In this thesis, we address three major issues in analyzing network traffic using statistical signal processing methods:;Detect periodic behavior in network traffic. We develop an efficient, robust, multivariate approach method to detect periodic behavior in network traffic. The method is based on evaluating the periodogram of several count-feature sequences of the traffic trace and testing the significance of the peak of each periodogram.;Botnet command and control (C2) communication channels traffic. In many botnet variants, bots periodically exchange code and updates. We detect bots by detecting the periodic behavior of their C2 traffic. We use SLINGbot to implement two variants of botnets, TinyP2P and IRC, and show that C2 traffic of both exhibits periodic behavior.

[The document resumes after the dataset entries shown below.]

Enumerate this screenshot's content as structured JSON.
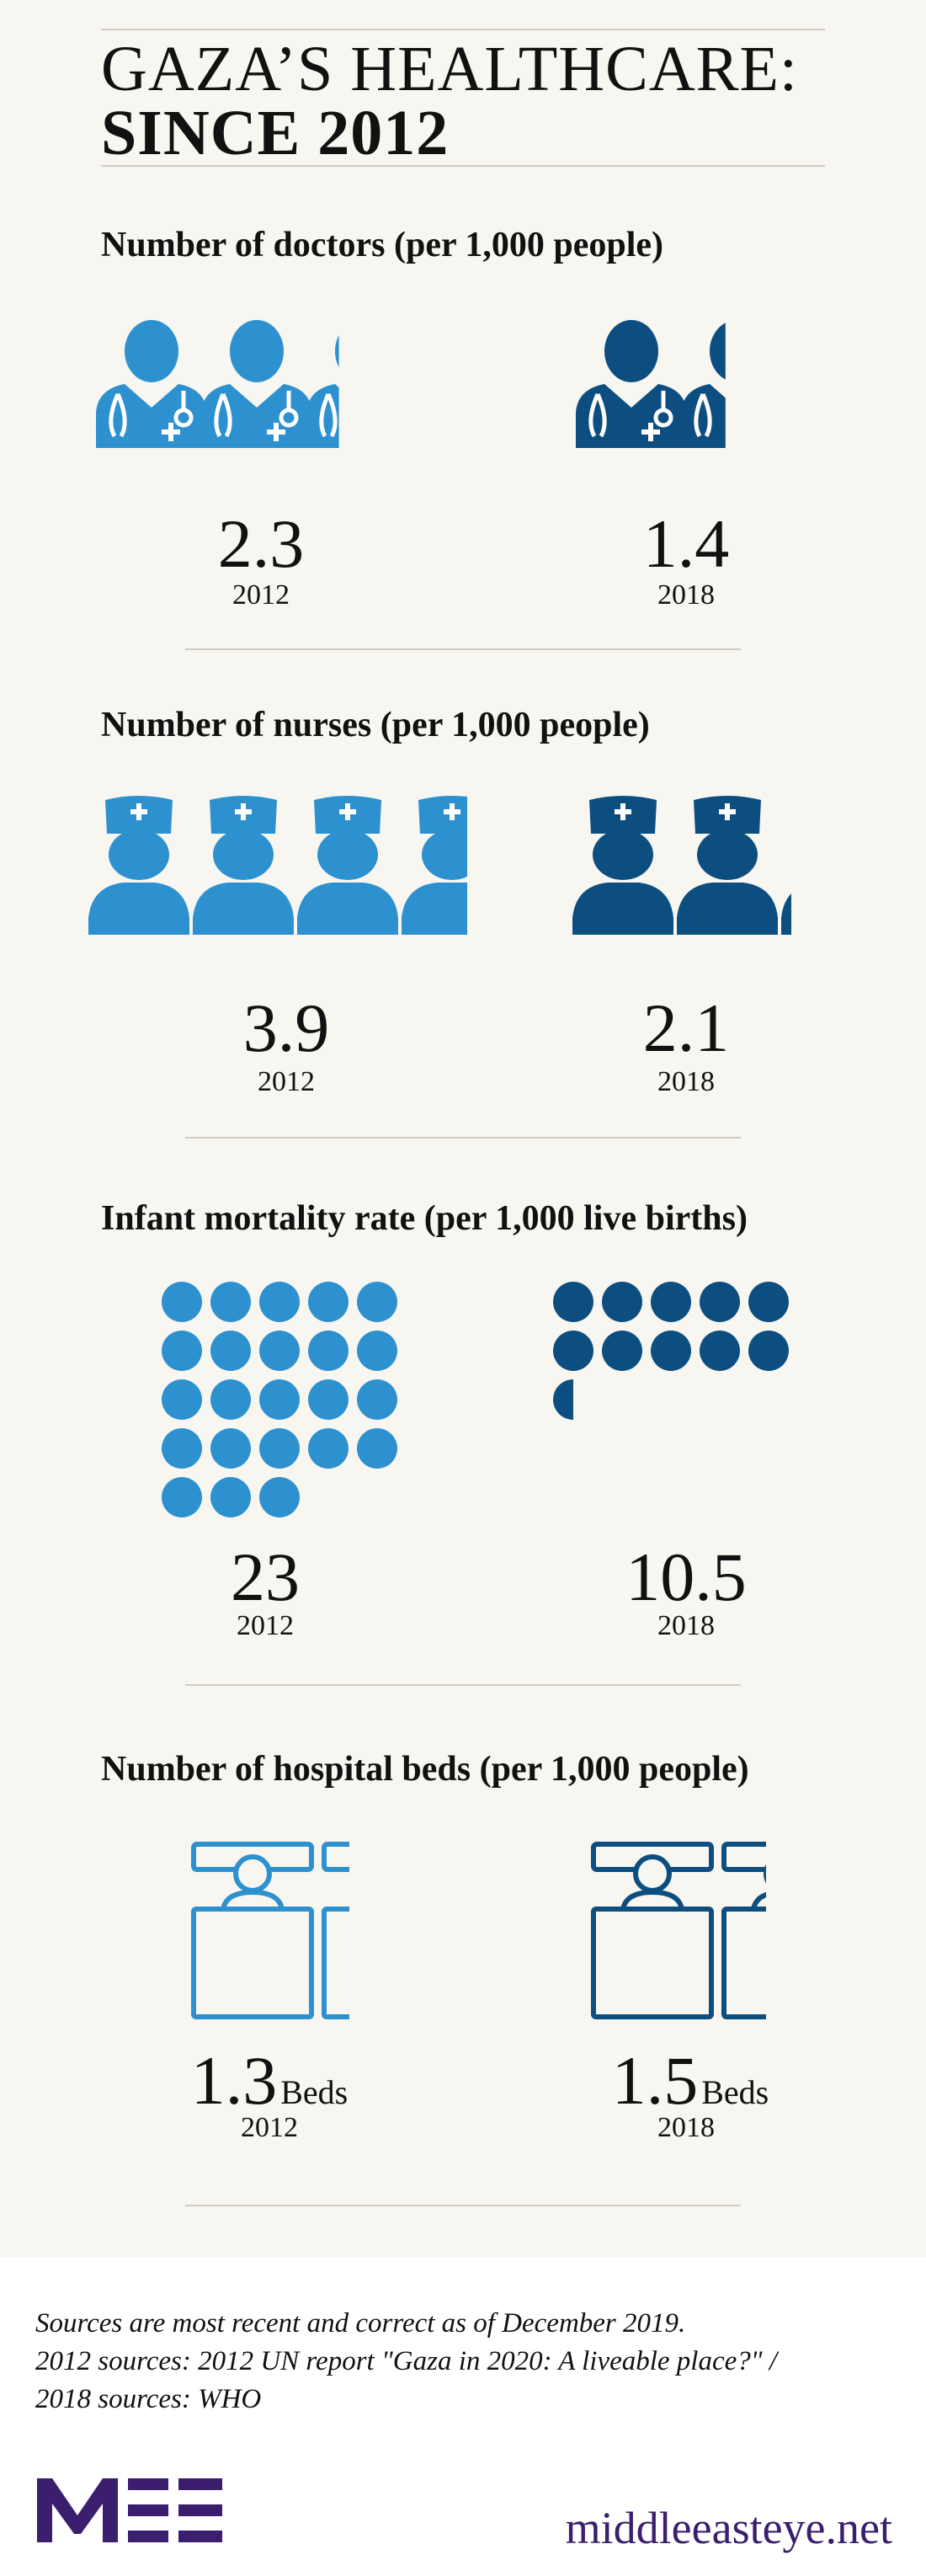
{
  "title": {
    "line1": "GAZA’S HEALTHCARE:",
    "line2": "SINCE 2012"
  },
  "colors": {
    "light": "#2d91cf",
    "dark": "#0d4e80",
    "brand": "#3b1e6e"
  },
  "chart_data": [
    {
      "type": "pictogram",
      "title": "Number of doctors (per 1,000 people)",
      "icon": "doctor-icon",
      "series": [
        {
          "year": "2012",
          "value": 2.3,
          "label": "2.3"
        },
        {
          "year": "2018",
          "value": 1.4,
          "label": "1.4"
        }
      ]
    },
    {
      "type": "pictogram",
      "title": "Number of nurses (per 1,000 people)",
      "icon": "nurse-icon",
      "series": [
        {
          "year": "2012",
          "value": 3.9,
          "label": "3.9"
        },
        {
          "year": "2018",
          "value": 2.1,
          "label": "2.1"
        }
      ]
    },
    {
      "type": "pictogram",
      "title": "Infant mortality rate (per 1,000 live births)",
      "icon": "dot-icon",
      "series": [
        {
          "year": "2012",
          "value": 23,
          "label": "23"
        },
        {
          "year": "2018",
          "value": 10.5,
          "label": "10.5"
        }
      ]
    },
    {
      "type": "pictogram",
      "title": "Number of hospital beds (per 1,000 people)",
      "icon": "bed-icon",
      "unit": "Beds",
      "series": [
        {
          "year": "2012",
          "value": 1.3,
          "label": "1.3"
        },
        {
          "year": "2018",
          "value": 1.5,
          "label": "1.5"
        }
      ]
    }
  ],
  "footer": {
    "line1": "Sources are most recent and correct as of December 2019.",
    "line2": "2012 sources: 2012 UN report  \"Gaza in 2020: A liveable place?\" /",
    "line3": "2018 sources: WHO",
    "url": "middleeasteye.net"
  }
}
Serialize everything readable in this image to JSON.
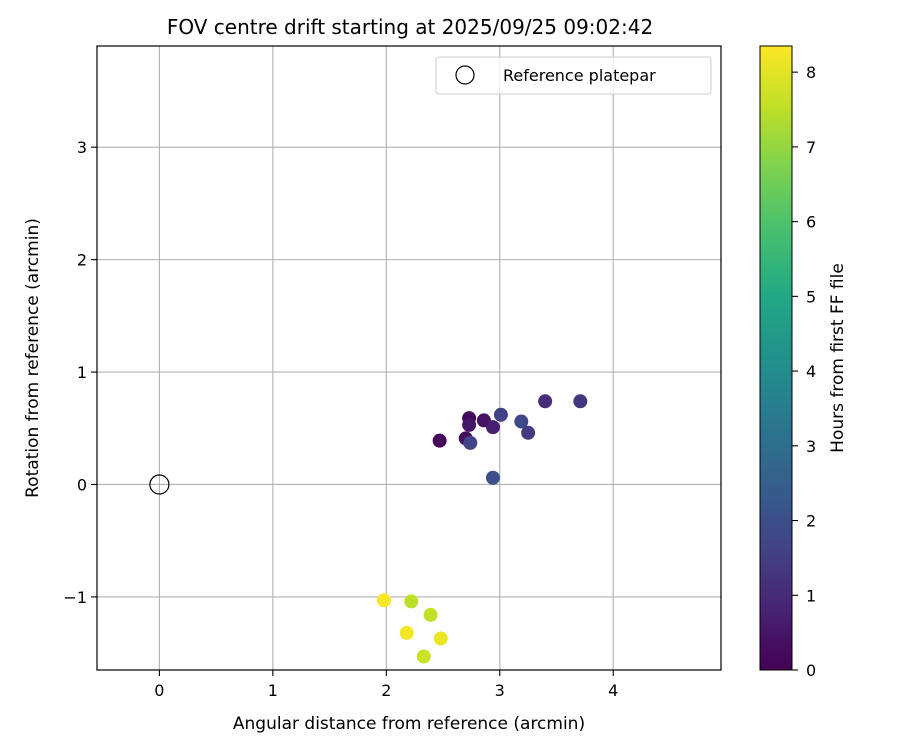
{
  "chart_data": {
    "type": "scatter",
    "title": "FOV centre drift starting at 2025/09/25 09:02:42",
    "xlabel": "Angular distance from reference (arcmin)",
    "ylabel": "Rotation from reference (arcmin)",
    "xlim": [
      -0.55,
      4.95
    ],
    "ylim": [
      -1.65,
      3.9
    ],
    "xticks": [
      0,
      1,
      2,
      3,
      4
    ],
    "yticks": [
      -1,
      0,
      1,
      2,
      3
    ],
    "grid": true,
    "legend": {
      "placement": "top-right",
      "entries": [
        "Reference platepar"
      ]
    },
    "reference_point": {
      "x": 0,
      "y": 0
    },
    "colorbar": {
      "label": "Hours from first FF file",
      "min": 0,
      "max": 8.35,
      "ticks": [
        0,
        1,
        2,
        3,
        4,
        5,
        6,
        7,
        8
      ],
      "colormap": "viridis"
    },
    "points": [
      {
        "x": 2.47,
        "y": 0.39,
        "hours": 0.1
      },
      {
        "x": 2.7,
        "y": 0.41,
        "hours": 0.3
      },
      {
        "x": 2.73,
        "y": 0.59,
        "hours": 0.2
      },
      {
        "x": 2.73,
        "y": 0.53,
        "hours": 0.5
      },
      {
        "x": 2.86,
        "y": 0.57,
        "hours": 0.4
      },
      {
        "x": 2.94,
        "y": 0.51,
        "hours": 0.7
      },
      {
        "x": 2.74,
        "y": 0.37,
        "hours": 1.7
      },
      {
        "x": 3.01,
        "y": 0.62,
        "hours": 1.6
      },
      {
        "x": 3.19,
        "y": 0.56,
        "hours": 1.8
      },
      {
        "x": 3.25,
        "y": 0.46,
        "hours": 1.4
      },
      {
        "x": 3.4,
        "y": 0.74,
        "hours": 1.1
      },
      {
        "x": 3.71,
        "y": 0.74,
        "hours": 1.3
      },
      {
        "x": 2.94,
        "y": 0.06,
        "hours": 2.0
      },
      {
        "x": 1.98,
        "y": -1.03,
        "hours": 8.3
      },
      {
        "x": 2.22,
        "y": -1.04,
        "hours": 7.5
      },
      {
        "x": 2.39,
        "y": -1.16,
        "hours": 7.6
      },
      {
        "x": 2.18,
        "y": -1.32,
        "hours": 8.2
      },
      {
        "x": 2.48,
        "y": -1.37,
        "hours": 8.1
      },
      {
        "x": 2.33,
        "y": -1.53,
        "hours": 7.7
      }
    ]
  }
}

We add background and random noise traffic to C2 traffic to test the performance of the method. We find that address count sequences are more robust than to background traffic since the number of hosts that a given host communicates with during a certain time window is relatively small, hence its effect on the address count is small. We show that the methods performance increases with the increase of the duty cycle and/or the length of the observed traffic, and decreases with the decrease of the period length. Finally, we compare the periodic behavior of C2 traffic to the periodic behavior of E-mail traffic and explain that they can be easily distinguished because E-mail communication traffic uses well known port numbers.;Network traffic control and data planes. We decompose enterprise LAN TCP traffic into control and data planes. We use the control plane traffic as a surrogate for the whole combined traffic to increase the efficiency and scalability of network traffic analysis. We show that the two traffic groups have similar behavior through visual plots and multivariate statistical analysis. We compare the two traffic groups using the cross-correlation function and show that dissimilarity between them is an indication of abnormal behavior. We also study the Long-Range Dependence (LRD) behavior of the two groups based on the traffic's direction and find that this allows us to focus on smaller segments of the traffic.